I’m not talking about the kind of remarkable that is validated by someone else, certified by an outside entity or stamped “approved.”
I’m talking about the kind of remarkable that you can’t help but create.
It rises up, swells and practically bursts out of you.
The kind of remarkable that forces you to make the choice. If you listen.
And though it comes from you, this kind of remarkable isn’t you.
You create it. You release it. And then it’s no longer yours.
You are not this remarkable new thing.
You continue to read, learn, listen and do. And you make the choice to move on to the next remarkable thing that is inside of you.

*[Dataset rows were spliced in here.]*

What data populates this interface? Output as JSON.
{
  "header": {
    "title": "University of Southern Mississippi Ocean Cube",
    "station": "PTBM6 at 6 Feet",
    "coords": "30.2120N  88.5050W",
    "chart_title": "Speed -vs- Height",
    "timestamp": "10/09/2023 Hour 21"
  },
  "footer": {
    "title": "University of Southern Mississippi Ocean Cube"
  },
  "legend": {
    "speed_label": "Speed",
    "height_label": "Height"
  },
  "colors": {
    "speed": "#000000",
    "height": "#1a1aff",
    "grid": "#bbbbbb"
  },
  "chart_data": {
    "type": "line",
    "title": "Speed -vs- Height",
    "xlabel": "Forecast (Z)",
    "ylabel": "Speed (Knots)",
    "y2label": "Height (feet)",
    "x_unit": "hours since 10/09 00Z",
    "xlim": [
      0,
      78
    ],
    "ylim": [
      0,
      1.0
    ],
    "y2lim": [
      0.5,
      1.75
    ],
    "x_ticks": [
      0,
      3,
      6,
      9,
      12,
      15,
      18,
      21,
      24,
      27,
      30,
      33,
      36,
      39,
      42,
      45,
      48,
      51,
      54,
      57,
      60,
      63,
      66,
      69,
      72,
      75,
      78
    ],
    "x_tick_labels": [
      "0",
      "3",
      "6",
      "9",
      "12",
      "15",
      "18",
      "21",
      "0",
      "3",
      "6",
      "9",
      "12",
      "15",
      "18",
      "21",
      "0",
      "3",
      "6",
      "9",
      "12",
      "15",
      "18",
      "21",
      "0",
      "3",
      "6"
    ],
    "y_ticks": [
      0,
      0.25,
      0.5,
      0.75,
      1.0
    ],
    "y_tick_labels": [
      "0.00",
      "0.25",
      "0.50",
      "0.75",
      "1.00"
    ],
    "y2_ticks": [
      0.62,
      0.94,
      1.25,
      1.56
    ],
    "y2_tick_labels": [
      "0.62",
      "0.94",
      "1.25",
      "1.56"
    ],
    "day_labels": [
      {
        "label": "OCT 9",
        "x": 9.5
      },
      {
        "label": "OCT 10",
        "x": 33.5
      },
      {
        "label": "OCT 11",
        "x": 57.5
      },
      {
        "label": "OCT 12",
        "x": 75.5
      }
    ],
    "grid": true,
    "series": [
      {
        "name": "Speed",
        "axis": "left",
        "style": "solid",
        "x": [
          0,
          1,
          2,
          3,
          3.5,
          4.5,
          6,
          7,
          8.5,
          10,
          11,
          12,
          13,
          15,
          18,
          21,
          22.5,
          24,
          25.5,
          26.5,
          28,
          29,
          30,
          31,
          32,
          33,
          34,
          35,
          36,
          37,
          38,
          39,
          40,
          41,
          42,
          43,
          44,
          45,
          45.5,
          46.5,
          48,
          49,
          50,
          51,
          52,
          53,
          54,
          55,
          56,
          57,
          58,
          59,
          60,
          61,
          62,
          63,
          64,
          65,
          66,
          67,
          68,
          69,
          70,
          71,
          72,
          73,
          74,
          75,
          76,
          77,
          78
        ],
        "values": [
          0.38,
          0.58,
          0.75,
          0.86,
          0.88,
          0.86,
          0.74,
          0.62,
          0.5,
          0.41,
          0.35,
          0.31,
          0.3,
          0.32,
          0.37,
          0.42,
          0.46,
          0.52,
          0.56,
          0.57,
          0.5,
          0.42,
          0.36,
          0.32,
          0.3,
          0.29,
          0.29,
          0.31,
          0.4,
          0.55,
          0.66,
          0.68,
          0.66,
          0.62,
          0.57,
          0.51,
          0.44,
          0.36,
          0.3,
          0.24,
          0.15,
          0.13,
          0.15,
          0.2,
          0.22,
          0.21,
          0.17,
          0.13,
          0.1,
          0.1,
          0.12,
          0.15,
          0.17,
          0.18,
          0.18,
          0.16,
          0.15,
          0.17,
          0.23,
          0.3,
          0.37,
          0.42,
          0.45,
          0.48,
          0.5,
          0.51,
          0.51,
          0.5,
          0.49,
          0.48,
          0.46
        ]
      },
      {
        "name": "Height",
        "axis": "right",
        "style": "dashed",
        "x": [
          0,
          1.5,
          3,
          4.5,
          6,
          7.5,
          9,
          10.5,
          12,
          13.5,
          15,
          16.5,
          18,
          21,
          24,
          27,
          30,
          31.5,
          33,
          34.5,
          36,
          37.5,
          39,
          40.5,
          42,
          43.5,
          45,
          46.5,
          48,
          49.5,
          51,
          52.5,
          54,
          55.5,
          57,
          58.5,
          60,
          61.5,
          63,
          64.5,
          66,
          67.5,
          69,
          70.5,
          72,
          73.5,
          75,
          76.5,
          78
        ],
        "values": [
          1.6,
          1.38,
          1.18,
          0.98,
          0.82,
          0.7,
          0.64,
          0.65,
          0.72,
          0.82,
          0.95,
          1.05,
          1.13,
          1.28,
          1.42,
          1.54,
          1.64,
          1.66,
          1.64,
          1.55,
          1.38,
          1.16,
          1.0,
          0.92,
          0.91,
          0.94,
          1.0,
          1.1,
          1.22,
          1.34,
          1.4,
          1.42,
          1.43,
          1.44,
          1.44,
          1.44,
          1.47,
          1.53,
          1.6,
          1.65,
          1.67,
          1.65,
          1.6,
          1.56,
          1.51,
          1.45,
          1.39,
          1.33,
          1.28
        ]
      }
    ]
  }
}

Of course, this new thing may come into the world flawed. In fact, it almost certainly will.
You will release it and it will be gnawed upon, clawed at, smashed!
Releasing it can be brutal.
It might hurt you if you let it. But, remember, that this thing is not you. Your creation now belongs to the world.
And it’s no less remarkable.
You may discover that this thing has little value to anyone. Even to you. Many will never see or hear or touch this thing. Most won’t care. And even if a lot of people do care, it’s no longer yours.
But by releasing this thing and understanding that it’s no longer yours, it will give you the confidence to release another thing.
What matters is that you made the choice to be remarkable. To let this new thing rise up from inside of you. And to give it what it needed.
To be written. Said. Drawn. Created.
And to be released.
You made something. But it did not make you.
You created something. But it is not you.
Now, after you release something, you may discover upon further reflection that something else needs to be said about that very thing. That thing that is no longer yours. Perhaps what you said or did or drew or created needs to be amended, adjusted or replaced entirely.
So do it.
Reclaim it for a moment. Amend it. Adjust it. Replace it.
And then release it.
Remember that you’ll get to choose again tomorrow.
Thank you to Seth Godin, James Carse and Austin Kleon for releasing your work. It inspires my own.